So, after seeing the GeneralReLU
today, I had a brilliant idea that I’m sure many other people had before me.
If we have this leak hyper-parameter, why don’t we make it part of the training and let the optimizer find the proper value?
class PGeneralRelu(nn.Module):
def __init__(self, leak=0., sub=0., maxv=None):
super().__init__()
self.leak = nn.Parameter(torch.tensor(leak))
self.sub = sub
self.maxv = maxv
def forward(self, x):
# x = F.leaky_relu(x,self.leak) if self.leak is not None else F.relu(x)

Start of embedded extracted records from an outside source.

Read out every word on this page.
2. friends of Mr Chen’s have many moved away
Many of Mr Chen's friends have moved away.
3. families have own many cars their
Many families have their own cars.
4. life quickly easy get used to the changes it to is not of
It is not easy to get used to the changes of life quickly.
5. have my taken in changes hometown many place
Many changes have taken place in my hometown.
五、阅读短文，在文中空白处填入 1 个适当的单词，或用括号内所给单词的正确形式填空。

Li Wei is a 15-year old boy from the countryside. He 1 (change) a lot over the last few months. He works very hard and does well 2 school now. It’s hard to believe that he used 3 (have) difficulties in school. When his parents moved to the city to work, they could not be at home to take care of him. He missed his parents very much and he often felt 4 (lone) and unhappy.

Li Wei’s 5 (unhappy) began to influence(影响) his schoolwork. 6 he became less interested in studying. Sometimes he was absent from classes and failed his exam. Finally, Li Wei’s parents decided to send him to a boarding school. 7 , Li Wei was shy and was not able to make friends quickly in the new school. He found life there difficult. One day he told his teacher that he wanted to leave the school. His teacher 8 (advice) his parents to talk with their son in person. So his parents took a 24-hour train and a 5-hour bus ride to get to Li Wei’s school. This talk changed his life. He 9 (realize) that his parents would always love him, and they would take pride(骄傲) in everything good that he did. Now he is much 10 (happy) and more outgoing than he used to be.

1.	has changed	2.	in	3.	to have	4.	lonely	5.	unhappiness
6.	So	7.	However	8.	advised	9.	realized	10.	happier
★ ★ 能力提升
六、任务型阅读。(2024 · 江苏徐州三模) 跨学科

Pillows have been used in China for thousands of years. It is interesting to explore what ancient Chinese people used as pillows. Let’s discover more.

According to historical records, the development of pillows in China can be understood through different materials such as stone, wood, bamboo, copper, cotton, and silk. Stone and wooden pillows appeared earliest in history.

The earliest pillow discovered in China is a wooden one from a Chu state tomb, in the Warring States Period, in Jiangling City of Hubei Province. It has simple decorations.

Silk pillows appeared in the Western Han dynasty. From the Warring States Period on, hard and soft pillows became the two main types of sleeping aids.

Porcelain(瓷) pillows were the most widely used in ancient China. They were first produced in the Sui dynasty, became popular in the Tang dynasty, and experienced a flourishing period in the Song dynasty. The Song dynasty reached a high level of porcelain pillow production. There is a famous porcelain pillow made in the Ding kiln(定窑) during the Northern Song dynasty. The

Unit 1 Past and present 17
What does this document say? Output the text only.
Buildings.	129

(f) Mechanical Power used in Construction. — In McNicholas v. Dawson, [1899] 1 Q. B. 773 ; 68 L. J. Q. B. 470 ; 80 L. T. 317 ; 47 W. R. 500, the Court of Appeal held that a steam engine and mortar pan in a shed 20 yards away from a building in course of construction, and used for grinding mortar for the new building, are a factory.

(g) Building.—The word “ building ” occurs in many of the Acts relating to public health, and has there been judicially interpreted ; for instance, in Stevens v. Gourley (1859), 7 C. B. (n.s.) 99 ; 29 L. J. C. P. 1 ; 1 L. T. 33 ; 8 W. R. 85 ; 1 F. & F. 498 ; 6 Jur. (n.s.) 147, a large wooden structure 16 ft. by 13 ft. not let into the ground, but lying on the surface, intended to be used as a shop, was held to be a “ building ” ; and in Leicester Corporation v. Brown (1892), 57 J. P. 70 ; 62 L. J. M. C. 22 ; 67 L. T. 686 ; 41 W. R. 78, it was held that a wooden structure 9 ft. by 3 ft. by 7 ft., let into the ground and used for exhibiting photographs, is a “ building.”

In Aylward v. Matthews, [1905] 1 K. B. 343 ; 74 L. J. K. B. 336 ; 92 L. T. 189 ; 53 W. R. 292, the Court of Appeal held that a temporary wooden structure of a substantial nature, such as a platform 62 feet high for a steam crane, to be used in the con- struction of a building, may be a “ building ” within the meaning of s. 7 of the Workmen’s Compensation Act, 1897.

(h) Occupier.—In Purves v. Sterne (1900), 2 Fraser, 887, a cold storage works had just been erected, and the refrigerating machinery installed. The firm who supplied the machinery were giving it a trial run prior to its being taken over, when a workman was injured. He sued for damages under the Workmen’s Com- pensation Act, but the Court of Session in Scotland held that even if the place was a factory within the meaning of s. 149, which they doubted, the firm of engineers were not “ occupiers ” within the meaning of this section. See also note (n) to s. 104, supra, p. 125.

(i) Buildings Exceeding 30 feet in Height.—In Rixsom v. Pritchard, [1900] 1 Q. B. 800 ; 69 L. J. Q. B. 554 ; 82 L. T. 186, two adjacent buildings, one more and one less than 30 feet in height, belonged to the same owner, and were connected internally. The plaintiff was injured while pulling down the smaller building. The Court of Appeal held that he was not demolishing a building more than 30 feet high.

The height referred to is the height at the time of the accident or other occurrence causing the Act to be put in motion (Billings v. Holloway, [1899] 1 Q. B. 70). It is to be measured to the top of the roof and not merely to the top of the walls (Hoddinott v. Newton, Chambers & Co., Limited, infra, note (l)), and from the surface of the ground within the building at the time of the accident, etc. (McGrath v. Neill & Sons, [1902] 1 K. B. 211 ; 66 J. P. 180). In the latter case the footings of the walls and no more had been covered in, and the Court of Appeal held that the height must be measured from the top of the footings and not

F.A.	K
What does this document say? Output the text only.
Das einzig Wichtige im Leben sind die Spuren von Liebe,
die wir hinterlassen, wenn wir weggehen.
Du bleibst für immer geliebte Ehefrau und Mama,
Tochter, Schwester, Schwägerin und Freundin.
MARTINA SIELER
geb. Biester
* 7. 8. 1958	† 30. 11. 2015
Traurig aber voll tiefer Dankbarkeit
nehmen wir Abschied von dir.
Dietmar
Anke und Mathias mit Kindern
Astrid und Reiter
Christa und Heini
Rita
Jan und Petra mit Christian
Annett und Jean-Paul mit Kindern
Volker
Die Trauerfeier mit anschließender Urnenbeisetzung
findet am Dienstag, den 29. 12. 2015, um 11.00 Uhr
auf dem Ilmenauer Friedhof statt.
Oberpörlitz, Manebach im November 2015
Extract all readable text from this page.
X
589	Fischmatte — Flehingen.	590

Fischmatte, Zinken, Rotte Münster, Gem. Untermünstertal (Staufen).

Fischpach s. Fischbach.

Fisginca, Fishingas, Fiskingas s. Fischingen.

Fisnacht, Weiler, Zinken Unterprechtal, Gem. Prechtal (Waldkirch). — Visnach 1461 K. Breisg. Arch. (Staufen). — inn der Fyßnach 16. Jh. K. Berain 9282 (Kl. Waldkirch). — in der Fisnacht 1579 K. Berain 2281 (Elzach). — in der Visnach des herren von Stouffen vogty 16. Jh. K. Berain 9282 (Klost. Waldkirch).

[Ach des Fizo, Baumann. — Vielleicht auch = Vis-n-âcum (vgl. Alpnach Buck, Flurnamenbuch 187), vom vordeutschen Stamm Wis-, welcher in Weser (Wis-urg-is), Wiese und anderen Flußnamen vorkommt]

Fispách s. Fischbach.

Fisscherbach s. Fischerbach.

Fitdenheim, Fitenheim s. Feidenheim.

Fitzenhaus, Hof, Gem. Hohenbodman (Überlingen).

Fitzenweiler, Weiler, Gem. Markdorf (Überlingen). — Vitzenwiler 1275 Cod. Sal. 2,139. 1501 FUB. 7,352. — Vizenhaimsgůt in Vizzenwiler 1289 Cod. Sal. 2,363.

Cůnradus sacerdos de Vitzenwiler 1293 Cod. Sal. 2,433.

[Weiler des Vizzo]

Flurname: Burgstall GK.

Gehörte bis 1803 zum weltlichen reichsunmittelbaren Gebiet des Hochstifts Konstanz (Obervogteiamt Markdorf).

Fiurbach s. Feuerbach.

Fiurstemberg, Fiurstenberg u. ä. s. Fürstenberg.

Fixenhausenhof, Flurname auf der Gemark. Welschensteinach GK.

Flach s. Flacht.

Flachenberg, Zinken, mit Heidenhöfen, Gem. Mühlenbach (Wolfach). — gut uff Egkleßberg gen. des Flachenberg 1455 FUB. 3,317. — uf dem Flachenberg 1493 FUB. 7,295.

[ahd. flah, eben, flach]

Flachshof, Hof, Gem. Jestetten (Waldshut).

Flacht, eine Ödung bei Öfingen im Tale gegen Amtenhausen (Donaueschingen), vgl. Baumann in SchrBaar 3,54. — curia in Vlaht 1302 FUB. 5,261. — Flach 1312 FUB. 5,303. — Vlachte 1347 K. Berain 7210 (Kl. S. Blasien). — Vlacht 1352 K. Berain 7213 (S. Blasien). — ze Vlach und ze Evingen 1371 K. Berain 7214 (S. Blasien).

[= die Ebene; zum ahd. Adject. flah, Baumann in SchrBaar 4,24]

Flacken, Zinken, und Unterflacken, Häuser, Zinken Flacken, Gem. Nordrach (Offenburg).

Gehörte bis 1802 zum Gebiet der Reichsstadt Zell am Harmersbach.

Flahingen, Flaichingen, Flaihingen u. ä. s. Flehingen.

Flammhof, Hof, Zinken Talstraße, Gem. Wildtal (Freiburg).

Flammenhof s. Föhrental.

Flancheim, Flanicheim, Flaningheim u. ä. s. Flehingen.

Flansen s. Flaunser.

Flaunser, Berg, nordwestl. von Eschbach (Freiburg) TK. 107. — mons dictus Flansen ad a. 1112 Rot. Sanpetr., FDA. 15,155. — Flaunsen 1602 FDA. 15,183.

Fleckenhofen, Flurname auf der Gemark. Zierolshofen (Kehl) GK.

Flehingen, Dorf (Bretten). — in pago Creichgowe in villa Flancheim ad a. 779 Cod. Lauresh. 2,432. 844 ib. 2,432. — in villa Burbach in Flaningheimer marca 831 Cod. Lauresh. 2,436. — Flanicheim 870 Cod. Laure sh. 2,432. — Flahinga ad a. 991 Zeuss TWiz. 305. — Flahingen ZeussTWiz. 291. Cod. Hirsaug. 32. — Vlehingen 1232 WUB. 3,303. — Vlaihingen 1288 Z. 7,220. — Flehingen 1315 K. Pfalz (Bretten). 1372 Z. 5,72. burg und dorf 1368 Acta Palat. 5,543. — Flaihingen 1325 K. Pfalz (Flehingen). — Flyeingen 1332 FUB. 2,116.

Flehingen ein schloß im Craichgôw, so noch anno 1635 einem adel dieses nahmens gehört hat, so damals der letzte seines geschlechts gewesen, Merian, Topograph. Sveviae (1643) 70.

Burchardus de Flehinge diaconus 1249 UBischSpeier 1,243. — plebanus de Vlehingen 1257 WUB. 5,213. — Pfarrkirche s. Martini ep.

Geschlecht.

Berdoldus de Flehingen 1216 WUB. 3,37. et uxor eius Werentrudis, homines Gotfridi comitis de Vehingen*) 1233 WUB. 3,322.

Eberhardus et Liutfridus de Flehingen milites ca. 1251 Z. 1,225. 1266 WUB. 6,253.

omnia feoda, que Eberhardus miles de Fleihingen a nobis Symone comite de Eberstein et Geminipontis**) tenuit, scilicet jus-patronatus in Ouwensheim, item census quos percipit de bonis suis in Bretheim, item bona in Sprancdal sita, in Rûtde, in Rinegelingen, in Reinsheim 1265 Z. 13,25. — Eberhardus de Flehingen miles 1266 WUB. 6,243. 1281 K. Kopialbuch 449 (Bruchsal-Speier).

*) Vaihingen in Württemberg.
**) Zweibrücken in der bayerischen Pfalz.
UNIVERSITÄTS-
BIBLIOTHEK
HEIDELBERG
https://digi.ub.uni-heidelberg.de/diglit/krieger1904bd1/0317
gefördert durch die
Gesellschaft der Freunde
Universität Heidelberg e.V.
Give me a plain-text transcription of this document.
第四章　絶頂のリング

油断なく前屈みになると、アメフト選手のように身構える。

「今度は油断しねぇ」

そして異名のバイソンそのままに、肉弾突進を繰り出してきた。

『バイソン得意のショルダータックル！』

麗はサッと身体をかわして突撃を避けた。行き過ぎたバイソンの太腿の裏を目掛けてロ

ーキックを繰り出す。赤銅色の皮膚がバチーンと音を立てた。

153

x = torch.max(x * self.leak, x)
x.sub_(self.sub)
if self.maxv is not None: x.clamp_max_(self.maxv)
return x
And it indeed does work and finds some values for leak:
for m in model.modules():
if isinstance(m, PGeneralRelu): print(m.leak.item())
0.04131656885147095
0.13582824170589447
-0.10154463350772858
-0.16783204674720764
What’s interesting, for the last 2 layers, the leak is actually negative, so the function looks like this:

But of course, the reason we never hear about this idea is that it does not seem to work. The results are close to the normal GeneralReLU(0.1, 0.4)
, but never quite reach it.
I’ve tried a variant with learnable sub
too, but it’s very unstable if the layer before the non-linearity has a bias term, as the sub and the bias end up fighting and growing opposite ways until numeric instability kicks in.
Any idea why it does not seem to improve the results, and also, why the last 2 layers learn a non-monotonic activation?